Unless you have a clean record of servicing debt, your bank will be unlikely to grant you a home loan. But since a credit record isn’t something that most people think about unless they are in financial trouble, how do you go about making sure yours is in good condition? 

If you’re thinking about buying your first home, get your financial affairs in order as soon as possible. You need a clean credit record to secure a home loan.

“When you start planning to buy a house, the most important thing to do is get your financial affairs in order early,” says Kay Geldenhuys, manager of property finance processing at bond originator ooba. “A good credit rating can’t be achieved overnight, so if you are considering buying a house in the next few years, you should do what you can to score well right away.” 

The golden rule

The golden rule of credit is that you can’t get it until you’ve had it. This isn’t as impossible as it sounds – it simply means that you should start small to prove that you’re responsible so that your bank will look favourably on your home loan application when the time comes. “While it may seem financially responsible not to get into debt, the banks have no other way of assessing what you will do with credit.” 

Store credit, cell phone accounts and bank loans – especially for other assets like cars – are a good way to start. A credit card also has a strong influence on your credit score, so try to include at least one credit card in the mix. 

Then be absolutely diligent about making repayments. Paying back your credit card balance has a significant impact on your score, but missing a payment or not paying the minimum instalment is also more detrimental. “Obviously, it’s not just having the credit, but how you deal with it that the banks are assessing,” explains Geldenhuys. 

Any unpaid credit card debt or store credit will reflect on your credit record, but another thing that can have a serious negative impact is an unpaid account like a doctor’s bill resulting in a dreaded blacklisting. The National Credit Act has issued legal steps that credit providers have to follow before blacklisting a person. If these have not been followed, the blacklisting can be legally challenged and removed. 

Your free credit report

“Every South African is entitled to check their credit record for free once a year,” says Geldenhuys. “This can be done through any of the 11 registered credit bureaux in South Africa, but can be a tedious process. It is a good idea to use the services of a professional credit rehabilitation provider to get your report and also to assist you with any action you need to take to clear your credit record and improve your rating.” 
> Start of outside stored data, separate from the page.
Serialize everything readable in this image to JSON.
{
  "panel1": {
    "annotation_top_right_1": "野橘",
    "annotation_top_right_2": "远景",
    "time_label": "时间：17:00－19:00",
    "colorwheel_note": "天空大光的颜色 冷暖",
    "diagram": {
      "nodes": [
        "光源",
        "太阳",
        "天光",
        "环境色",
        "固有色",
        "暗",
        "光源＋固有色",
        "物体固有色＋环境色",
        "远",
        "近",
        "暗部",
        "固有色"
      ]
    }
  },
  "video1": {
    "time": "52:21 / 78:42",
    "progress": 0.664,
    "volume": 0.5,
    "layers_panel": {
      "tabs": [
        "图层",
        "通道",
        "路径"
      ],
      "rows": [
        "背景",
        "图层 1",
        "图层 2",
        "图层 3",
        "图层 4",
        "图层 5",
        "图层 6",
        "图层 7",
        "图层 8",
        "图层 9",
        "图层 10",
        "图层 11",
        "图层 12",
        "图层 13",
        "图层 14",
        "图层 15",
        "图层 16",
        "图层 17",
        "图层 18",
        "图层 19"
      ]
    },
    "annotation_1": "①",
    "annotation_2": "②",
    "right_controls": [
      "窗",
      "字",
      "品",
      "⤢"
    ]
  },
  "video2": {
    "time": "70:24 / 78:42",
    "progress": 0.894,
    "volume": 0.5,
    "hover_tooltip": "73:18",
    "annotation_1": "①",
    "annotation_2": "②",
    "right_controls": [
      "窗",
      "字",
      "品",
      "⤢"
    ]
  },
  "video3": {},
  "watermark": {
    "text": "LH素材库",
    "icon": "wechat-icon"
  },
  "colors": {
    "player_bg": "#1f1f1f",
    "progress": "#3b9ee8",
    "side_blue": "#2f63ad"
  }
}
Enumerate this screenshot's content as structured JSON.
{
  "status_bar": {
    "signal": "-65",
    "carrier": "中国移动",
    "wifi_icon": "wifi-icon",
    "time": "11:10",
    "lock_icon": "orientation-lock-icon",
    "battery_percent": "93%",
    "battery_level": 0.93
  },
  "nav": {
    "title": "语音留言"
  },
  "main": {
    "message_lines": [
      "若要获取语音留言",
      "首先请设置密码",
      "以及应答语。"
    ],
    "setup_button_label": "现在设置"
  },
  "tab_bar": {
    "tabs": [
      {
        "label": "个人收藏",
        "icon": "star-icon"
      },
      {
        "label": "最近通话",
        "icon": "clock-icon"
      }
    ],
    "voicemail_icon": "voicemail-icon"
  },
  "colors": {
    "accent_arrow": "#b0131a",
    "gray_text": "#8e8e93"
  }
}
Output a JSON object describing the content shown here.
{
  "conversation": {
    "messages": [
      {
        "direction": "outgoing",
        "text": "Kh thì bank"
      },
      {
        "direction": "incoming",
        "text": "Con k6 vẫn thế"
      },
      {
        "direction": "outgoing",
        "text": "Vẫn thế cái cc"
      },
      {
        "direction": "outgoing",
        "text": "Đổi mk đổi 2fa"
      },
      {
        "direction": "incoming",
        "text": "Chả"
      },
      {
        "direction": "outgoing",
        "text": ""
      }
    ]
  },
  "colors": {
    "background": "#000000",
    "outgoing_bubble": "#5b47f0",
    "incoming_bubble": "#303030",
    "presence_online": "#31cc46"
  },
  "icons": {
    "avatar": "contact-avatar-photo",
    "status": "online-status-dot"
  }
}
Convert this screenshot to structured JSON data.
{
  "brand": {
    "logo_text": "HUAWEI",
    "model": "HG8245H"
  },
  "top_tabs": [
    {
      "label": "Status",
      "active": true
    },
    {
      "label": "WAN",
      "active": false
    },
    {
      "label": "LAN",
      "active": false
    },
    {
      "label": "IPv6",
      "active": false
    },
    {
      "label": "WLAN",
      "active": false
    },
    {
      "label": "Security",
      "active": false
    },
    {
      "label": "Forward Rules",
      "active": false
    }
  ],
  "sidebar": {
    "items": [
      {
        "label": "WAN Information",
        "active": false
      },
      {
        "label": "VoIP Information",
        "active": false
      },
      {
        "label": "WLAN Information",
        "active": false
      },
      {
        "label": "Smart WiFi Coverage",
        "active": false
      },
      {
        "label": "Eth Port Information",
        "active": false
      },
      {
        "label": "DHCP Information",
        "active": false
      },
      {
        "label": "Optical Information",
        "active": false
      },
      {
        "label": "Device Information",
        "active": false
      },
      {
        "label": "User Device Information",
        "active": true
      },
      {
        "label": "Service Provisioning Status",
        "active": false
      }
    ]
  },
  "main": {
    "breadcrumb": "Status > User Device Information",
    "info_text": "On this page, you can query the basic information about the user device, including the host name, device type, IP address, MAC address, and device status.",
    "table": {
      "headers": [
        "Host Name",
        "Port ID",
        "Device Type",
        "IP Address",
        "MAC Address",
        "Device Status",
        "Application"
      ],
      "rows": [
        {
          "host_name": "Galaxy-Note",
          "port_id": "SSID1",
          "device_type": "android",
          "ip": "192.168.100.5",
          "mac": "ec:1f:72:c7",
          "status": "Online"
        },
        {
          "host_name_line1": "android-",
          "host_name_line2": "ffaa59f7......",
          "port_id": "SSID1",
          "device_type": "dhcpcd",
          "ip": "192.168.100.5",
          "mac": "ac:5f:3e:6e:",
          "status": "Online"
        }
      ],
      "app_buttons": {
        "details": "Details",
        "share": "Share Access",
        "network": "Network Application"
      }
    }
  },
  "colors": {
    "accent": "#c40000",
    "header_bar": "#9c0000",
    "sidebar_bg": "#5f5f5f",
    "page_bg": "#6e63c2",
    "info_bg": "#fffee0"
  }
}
Paying a bad debt is not enough to rehabilitate your credit rating, so a credit rehabilitation provider like ooba’s partner, Lucid Clear Credit, will take the legal steps to ensure that your report is updated immediately. “This is particularly relevant if time is of the essence like when you are putting an offer in on a house,” says Geldenhuys. 

According to Adv Randolph Samuel, director at Lucid Clear Credit, most people are shocked the first time their credit report is explained to them. “The credit report is your financial report card,” he says. “It reflects your financial health – what you spend your income on, whether you can afford the debt you have and whether any lender has taken legal action against you for non-payment. Based on your creditworthiness, a lender can then decide whether to approve your application for a home loan.” 

While there are steps that can be taken to rehabilitate a bad credit record, the best way to be financially healthy is to pay your bills on time and in full. “It’s not complicated,” says Geldenhuys. “To ensure a good credit rating, don’t get into more debt than you can afford, and then make sure you pay it back – it’s good practice for repaying a home loan.”